Your project is not ready for contributors

Trevor Ewen
Neosavvy Labs
Published in
7 min readJul 6, 2017

We all knew that kid growing up. I can still picture my friend Tommy’s basement. Tommy had all the latest toys. Electronics, miniature cars, sports equipment, collectibles, he even had the toys that I was told were ‘too expensive… I’ll talk to your father’ — Mom

Tommy’s home was a consumer wonderland. It was like a fine tapestry composed of the latest goods. If I saw a commercial for it on Saturday morning, Tommy had it by Sunday afternoon. I thought his parents were the best. I couldn’t possibly imagine why mine were so cruel. Tommy truly had everything. There was only one problem:

Everything was broken!

The electronics needed batteries. The video tapes were lost under the couch. GI Joes were wearing the wrong uniforms. The nerf guns had cracks in their oxygen tanks. The super soakers had cracks in their water tanks. Every lego set had critical blue pieces replaced with yellow ones. The baseball gear was one mitt short for our small team. The soccer ball was deflated. The gameboy had a dead screen.

I am not kidding. There was a purgatory-like aspect to hanging out with this kid.
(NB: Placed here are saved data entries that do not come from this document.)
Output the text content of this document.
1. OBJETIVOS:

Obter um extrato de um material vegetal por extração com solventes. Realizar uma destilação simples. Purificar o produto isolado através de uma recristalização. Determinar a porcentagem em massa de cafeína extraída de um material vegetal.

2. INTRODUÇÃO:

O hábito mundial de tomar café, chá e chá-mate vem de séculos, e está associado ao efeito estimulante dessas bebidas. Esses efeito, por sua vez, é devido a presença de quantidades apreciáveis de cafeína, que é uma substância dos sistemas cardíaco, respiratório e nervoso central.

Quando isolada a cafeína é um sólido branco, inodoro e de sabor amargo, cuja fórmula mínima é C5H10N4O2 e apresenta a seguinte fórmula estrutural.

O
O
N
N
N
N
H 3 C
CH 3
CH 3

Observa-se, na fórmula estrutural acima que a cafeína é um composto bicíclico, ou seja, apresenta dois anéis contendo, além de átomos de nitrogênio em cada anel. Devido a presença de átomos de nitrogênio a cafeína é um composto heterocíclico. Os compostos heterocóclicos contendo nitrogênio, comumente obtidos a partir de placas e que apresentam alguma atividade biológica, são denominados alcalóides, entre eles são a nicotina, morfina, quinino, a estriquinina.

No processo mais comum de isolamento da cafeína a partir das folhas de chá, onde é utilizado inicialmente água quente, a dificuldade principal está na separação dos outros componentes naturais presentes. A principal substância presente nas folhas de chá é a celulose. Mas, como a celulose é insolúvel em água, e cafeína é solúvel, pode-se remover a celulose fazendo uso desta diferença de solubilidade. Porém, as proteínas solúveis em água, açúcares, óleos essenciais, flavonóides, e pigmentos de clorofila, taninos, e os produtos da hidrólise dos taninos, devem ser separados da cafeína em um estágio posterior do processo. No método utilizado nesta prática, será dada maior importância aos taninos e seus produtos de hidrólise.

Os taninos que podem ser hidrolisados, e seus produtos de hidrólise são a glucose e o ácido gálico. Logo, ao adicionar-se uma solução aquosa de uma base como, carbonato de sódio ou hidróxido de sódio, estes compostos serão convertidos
My wildest material dreams were at my disposal. Despite my dreams, each item was one critical flaw short of usability.

Contributor Readiness

Over the next few months I would like to discuss my observations and lay out a framework for project contributor readiness. I propose that your project has no chance of growth. It has no chance of going anywhere. It has no chance, if you can’t make it easy for contributors to onboard, to stay, and to grow.
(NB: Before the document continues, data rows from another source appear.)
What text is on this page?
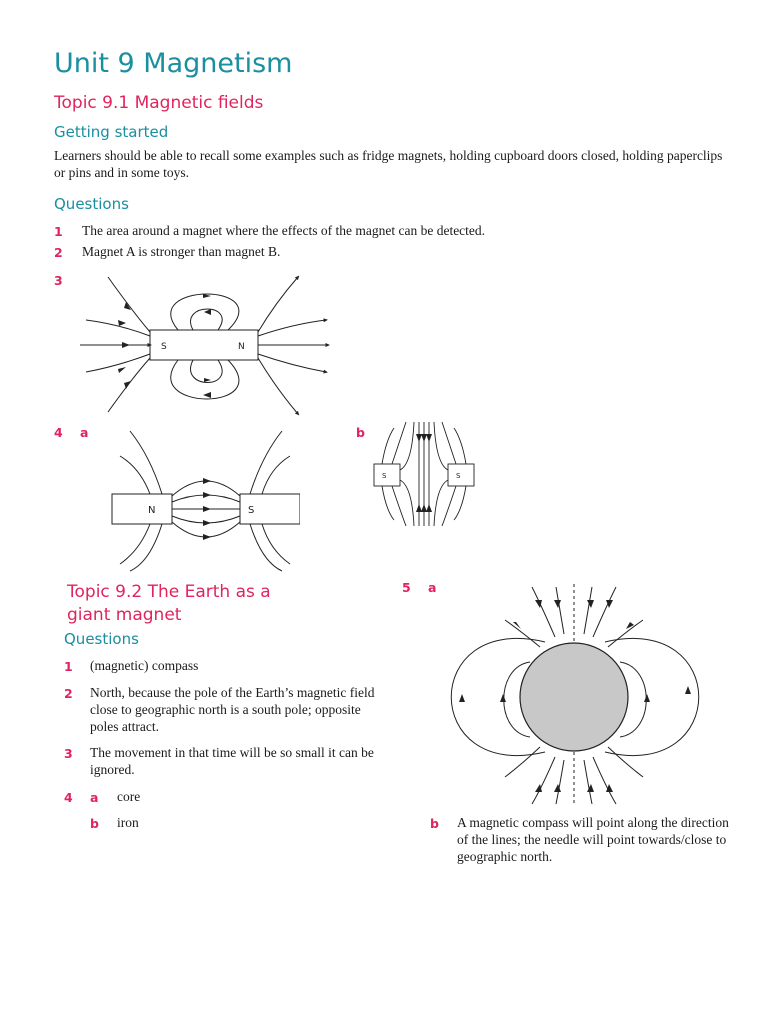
Unit 9 Magnetism
Topic 9.1 Magnetic fields
Getting started
Learners should be able to recall some examples such as fridge magnets, holding cupboard doors closed, holding paperclips or pins and in some toys.
Questions
1 The area around a magnet where the effects of the magnet can be detected.
2 Magnet A is stronger than magnet B.
3
S	N
4 a
N	S
b
S	S
Topic 9.2 The Earth as a
giant magnet
Questions
1 (magnetic) compass
2 North, because the pole of the Earth’s magnetic field close to geographic north is a south pole; opposite poles attract.
3 The movement in that time will be so small it can be ignored.
4 a core
b iron
5 a
b A magnetic compass will point along the direction of the lines; the needle will point towards/close to geographic north.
But wait? My project has X brilliant teammates. They work hard. That counts, right?

Not so fast!

  • Did you ever ask them how bad their on-boarding experience was?
  • What would happen if you had to work with less-experienced help?
  • Have they contributed in any way to improving the on-boarding experience?

These questions are likely to bring you to the sad realization that:

  • “It was not great, the person next to me got a lot of questions”: “Where is the database credentials file?” || “What version of node do I need?” || “Can I use a reliable debugger in this environment?”
  • Smart, motivated, experienced people do just fine because it’s always like this. Junior developers may get bewildered and second-guess themselves.
  • “No, too busy writing super important feature Y.”

My Proposal

Your project is not ready for contributors. You need a checklist. You need guidelines to make sure you’ve covered your bases. The contributors you have are talented, bright people from within your network. There is a very limited supply of these patient humans. You have probably already exhausted it.

There are five areas you need to refine. And you should have a standardized system in place so you can implement this more effectively every time you go through this process. Here are your five areas of focus:

  1. Access
  2. Environment
  3. Data
  4. Tools
  5. Testing

Today’s topic is access. Access comprises the basic permissions that ensure your developers can actually do the things they are paid to do. The sensitivity and complexity of this process varies depending on the kind of business. It ranges from low-key startup security practices to government-level security.

Whatever your policy limitations, there is absolutely NO excuse for making your service access unclear, inconsistent, or complex for those getting started. Allow me to repeat, NO excuse for needless barriers to entry for the incredibly well-paid professionals on your project.

Redundancy in environment management is a big part of the equation for more sensitive security situations. Let’s say there is a project that has three stages of databases inaccessible to developers. How many databases do you need to provide, minimum? The answer is four. NO excuse for the complexity of developers working in the dark.

Given that I am expecting a developer-friendly level of redundancy, let’s just assume that all the systems and processes I mention to follow are available to developers.

Welcome Email

My preferred on boarding approach takes the form of a welcome email. This has the primary advantage of being easy to reference, easy to track, and understandable to contributors that have worked in all environments.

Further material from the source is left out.